Data from the study demonstrates that in comparison with normative data, patients with silicone implants have higher rates of autoimmune disorders such as Sjogren’s syndrome, scleroderma, and rheumatoid arthritis. In 1992 the FDA prohibited the use of silicone breast implants for concerns that included cancer, connective tissue disease, and autoimmune disease. The Institute of Medicine went on to conclude that there was no evidence to support an association between breast implants and these systemic diseases. As a result, the FDA approved the current generation of silicone breast implants in 2006 for the two primary manufacturers, Mentor and Allergan. Despite the LPAS data being publicly available, this current study is the first to thoroughly analyze and report on this database.
Breast Implant Removal after Augmentation and Mastectomy
There is a troubling association in this study regarding the correlation between silicone breast implants and autoimmune diseases. Interestingly, both breast implant manufacturers are consistent with this LPAS data in reporting that more patient-reported rheumatologic symptoms are experienced by patients with silicone implants.
But it doesn’t stop their studies have also been found to associate silicone with a higher rate of stillbirth and melanoma skin cancer when compared to normative data. At seven years, the rate for breast revision surgery is 11.7% and 25% for breast reconstruction revision. Although nothing is 100%, this data cannot be ignored or even minimized.

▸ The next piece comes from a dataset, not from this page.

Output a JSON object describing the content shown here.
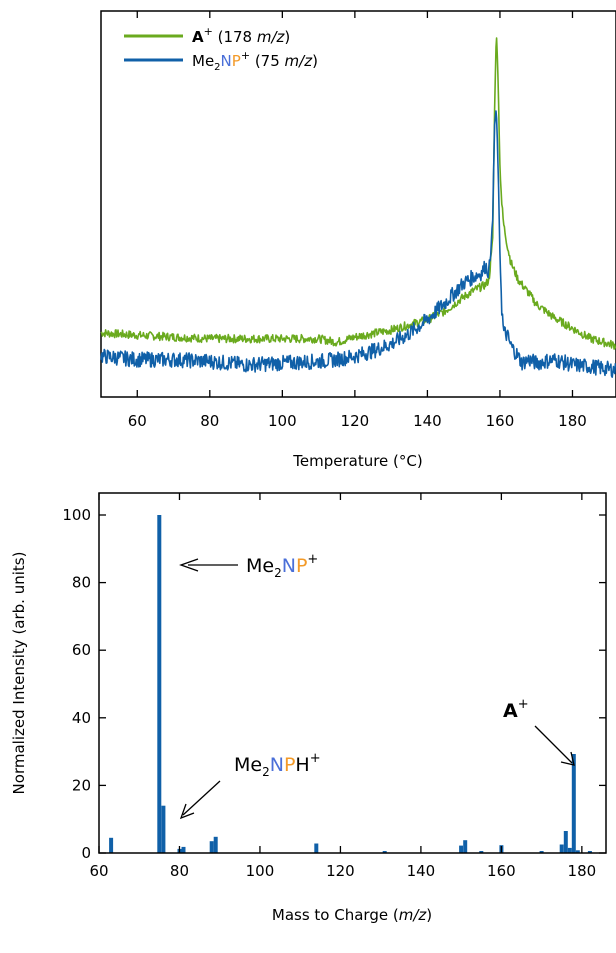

An Ongoing Research to Address the Issues
The study does suffer from limitations. Chief among these limitations is that patients cannot be evaluated at an individual level so it is difficult to account for potential confounding conditions that could affect the interpretation of the data. Furthermore, data were collected under different protocols by both Allergan and Mentor, so a direct comparison between each company’s data is difficult.
Nonetheless, this data is important for plastic surgeons and patients to understand. Although many breast implant patients do not suffer from connective tissue or autoimmune ailments, there are certainly a significant number of patients with these concerns and the numbers are growing.
In our practice, our preferred method of treatment for women who come to us with complaints of unexplained suffering and the desire to ‘explant’ is an implant removal with en bloc, total capsulectomy.
Our protocol continues with sending the capsule for pathology, particularly if there is a concern for breast implant-associated ALCL lymphoma. It should be noted that in this particular study there has been one case of BIA-ALCL. On a lighter note, I have also found testimonials, too many to list, of increased energy, stamina, less joint and muscle pain, of the complete disappearance of unexplained suffering, and an undeniable amount of women insisting that the once unexplained decline in their health is on the mend. They have become the proof positive of something that undeniably needs further investigation.
So, as we continue to follow up on breast implant-associated conditions, we’re hoping to shed increasing light into what might increase the risk for some patients being more susceptible to developing these types of symptoms and what factors may make it safer for others. Either way, it is absolutely necessary to increase awareness of these conditions among patients and plastic surgeons so that together we can evaluate and hopefully alleviate the chronic suffering that too many patients have and are still too often experiencing.